İstanbul Sözleşmesi yukarıda da anlattığım gibi dört temel sütun üzerine kurulmuş, çok detaylı bir sözleşmedir. İstanbul Sözleşmesi yine yukarıda da bahsettiğim aslında bu şiddetin yolunu açan ve hatta şiddete yol gösteren erkek egemen zihniyeti ortadan kaldırmaya yerine eşitlikçi bir zihniyet yerleştirmeye çalışan yani sorunu kökeninden çözmeye odaklanan bir sözleşmedir. Şiddetin temelini toplumsal cinsiyet eşitsizliğine dayandırıyordu. Eğer insanların kafasında bütün insanların eşit olduğunu oturtabilirsek ve birine yalnızca kadın diye şiddet uygulamamayı öğretebilirsek ve bunu çocukluktan itibaren öğretirsek şiddetin azalacağını söylüyor İstanbul Sözleşmesi. Ve çok haklı. Siyasi iktidar sözleşmeyi kendi gücüne bir engel olarak gördü. Çünkü eşit olmayı istemeyen, kendi erkek kapitalist heteroseksüel zihniyetinin devam etmesini isteyen tekçi ve güç zehirlenmesi yaşayan bir iktidar var ortada. Bu planlarını sekteye uğratacak her türlü unsuru saf dışı bırakmak istiyorlar. Bunu hunharca ve hukuksuz bir şekilde yapıyor. Eğer İstanbul Sözleşmesi gerçekten uygulansaydı şiddetin ne kadar azaldığına hepimiz şahit olacaktık. Bahsettiğiniz sözleşmedeki 55. Madde yani etkin şekilde cezalandırmayı içeren madde de bu öngörüyle yapılmış. Caydırıcı olma özelliğini vurgulayan ve cezasızlık algısının önüne geçerek suçluları suçtan hukuki olarak beri tutmaya çalışan bir sözleşme idi.

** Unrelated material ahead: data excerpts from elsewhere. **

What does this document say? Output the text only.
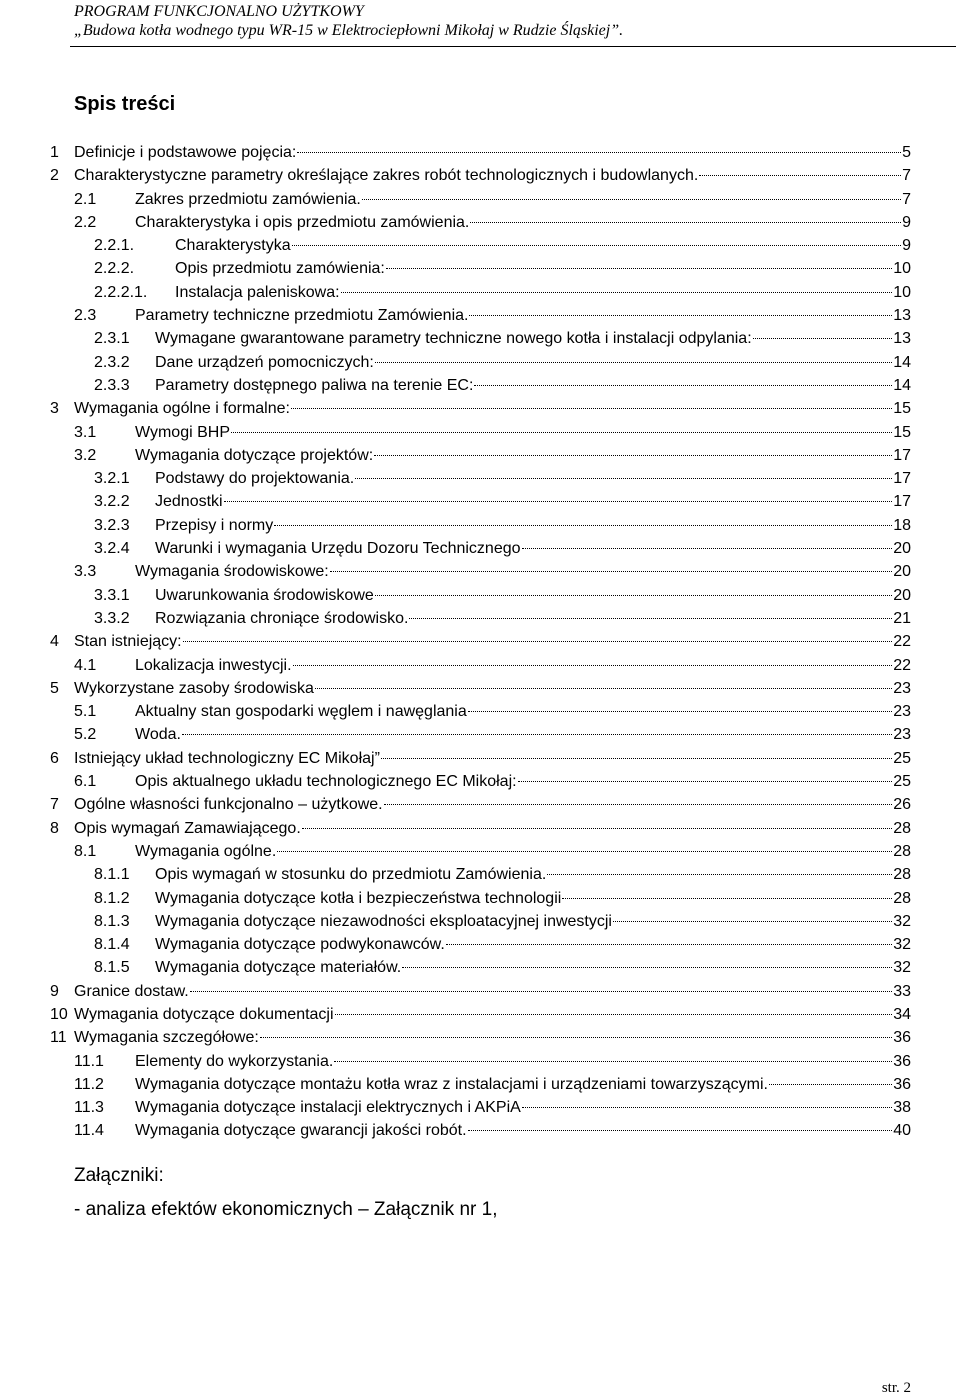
PROGRAM FUNKCJONALNO UŻYTKOWY
„Budowa kotła wodnego typu WR-15 w Elektrociepłowni Mikołaj w Rudzie Śląskiej”.
Spis treści
1 Definicje i podstawowe pojęcia:	5
2 Charakterystyczne parametry określające zakres robót technologicznych i budowlanych.	7
2.1 Zakres przedmiotu zamówienia.	7
2.2 Charakterystyka i opis przedmiotu zamówienia.	9
2.2.1.	Charakterystyka	9
2.2.2.	Opis przedmiotu zamówienia:	10
2.2.2.1. Instalacja paleniskowa:	10
2.3 Parametry techniczne przedmiotu Zamówienia.	13
2.3.1 Wymagane gwarantowane parametry techniczne nowego kotła i instalacji odpylania:	13
2.3.2 Dane urządzeń pomocniczych:	14
2.3.3 Parametry dostępnego paliwa na terenie EC:	14
3 Wymagania ogólne i formalne:	15
3.1 Wymogi BHP	15
3.2 Wymagania dotyczące projektów:	17
3.2.1 Podstawy do projektowania.	17
3.2.2 Jednostki	17
3.2.3 Przepisy i normy	18
3.2.4 Warunki i wymagania Urzędu Dozoru Technicznego	20
3.3 Wymagania środowiskowe:	20
3.3.1 Uwarunkowania środowiskowe	20
3.3.2 Rozwiązania chroniące środowisko.	21
4 Stan istniejący:	22
4.1 Lokalizacja inwestycji.	22
5 Wykorzystane zasoby środowiska	23
5.1 Aktualny stan gospodarki węglem i nawęglania	23
5.2 Woda.	23
6 Istniejący układ technologiczny EC Mikołaj”	25
6.1 Opis aktualnego układu technologicznego EC Mikołaj:	25
7 Ogólne własności funkcjonalno – użytkowe.	26
8 Opis wymagań Zamawiającego.	28
8.1 Wymagania ogólne.	28
8.1.1 Opis wymagań w stosunku do przedmiotu Zamówienia.	28
8.1.2 Wymagania dotyczące kotła i bezpieczeństwa technologii	28
8.1.3 Wymagania dotyczące niezawodności eksploatacyjnej inwestycji	32
8.1.4 Wymagania dotyczące podwykonawców.	32
8.1.5 Wymagania dotyczące materiałów.	32
9 Granice dostaw.	33
10 Wymagania dotyczące dokumentacji	34
11 Wymagania szczegółowe:	36
11.1 Elementy do wykorzystania.	36
11.2 Wymagania dotyczące montażu kotła wraz z instalacjami i urządzeniami towarzyszącymi.	36
11.3 Wymagania dotyczące instalacji elektrycznych i AKPiA	38
11.4 Wymagania dotyczące gwarancji jakości robót.	40
Załączniki:
- analiza efektów ekonomicznych – Załącznik nr 1,
str. 2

Eşinden şiddet gördüğü için Türkiye'de defalarca savcılığa başvuran ve eşinin saldırısı ile annesi öldürülen Nahide Opuz, başvurularına rağmen tedbir alınmadığı için Türkiye'yi AİHM’e şikâyet etmişti. 2009 yılında mahkeme Opuz'u haklı bularak, Türkiye'nin şiddet gören bir kadını, savcılığa başvurduğu halde, kocasından koruyamayarak ayrımcılık yaptığına hükmetti ve Türkiye’yi tazminata mahkûm etti. Nahide Opuz davası nezdinde Ezgi ve Beyza'nın öldürülmesini nasıl değerlendiriyorsunuz?

Nahide Opuz kararı Türkiye’nin ilk kez kadına yönelik şiddet sebebiyle cezalandırıldığı bir dosyaydı. Bu kararın utancıyla İstanbul Sözleşmesi imzalanmıştı ve oy birliğiyle kabul edilmişti. Ancak daha sonra sanki bütün bunlar hiç olmamış gibi, Türkiye’de eşitlik tamamen sağlanmış gibi, bir tek kadın bile öldürülmüyormuş gibi bütün kazanılmış haklarımızı geri çekmeye koyuldular. Bunu yaparken Anayasa’yı ve hukuku ayaklar altına alarak yaptılar. Sözleşmenin iptali talebenin ret edilmesi de tamamen hukuksuzdu. Sanki öldürülen kadınlar bu ülkenin vatandaşı değilmiş gibi, sanki kadın haklarını savunanlar bu ülkenin vatandaşı değilmiş gibi yaşam hakkımızı dahi temel hak ve özgürlük olarak görmeyip Anayasayı ayaklar altına alarak cumhurbaşkanı kararnamelerini çıkarmaya devam ediyor. Kadın cinayetleri İçişleri Bakanlığı tarafından azalmış deniyor. Aksine kadın cinayetleri azalmamıştır, yalnızca şekil değiştirmiştir. Ve hatta oluş biçimleri çok daha vahim bir duruma gelmiştir.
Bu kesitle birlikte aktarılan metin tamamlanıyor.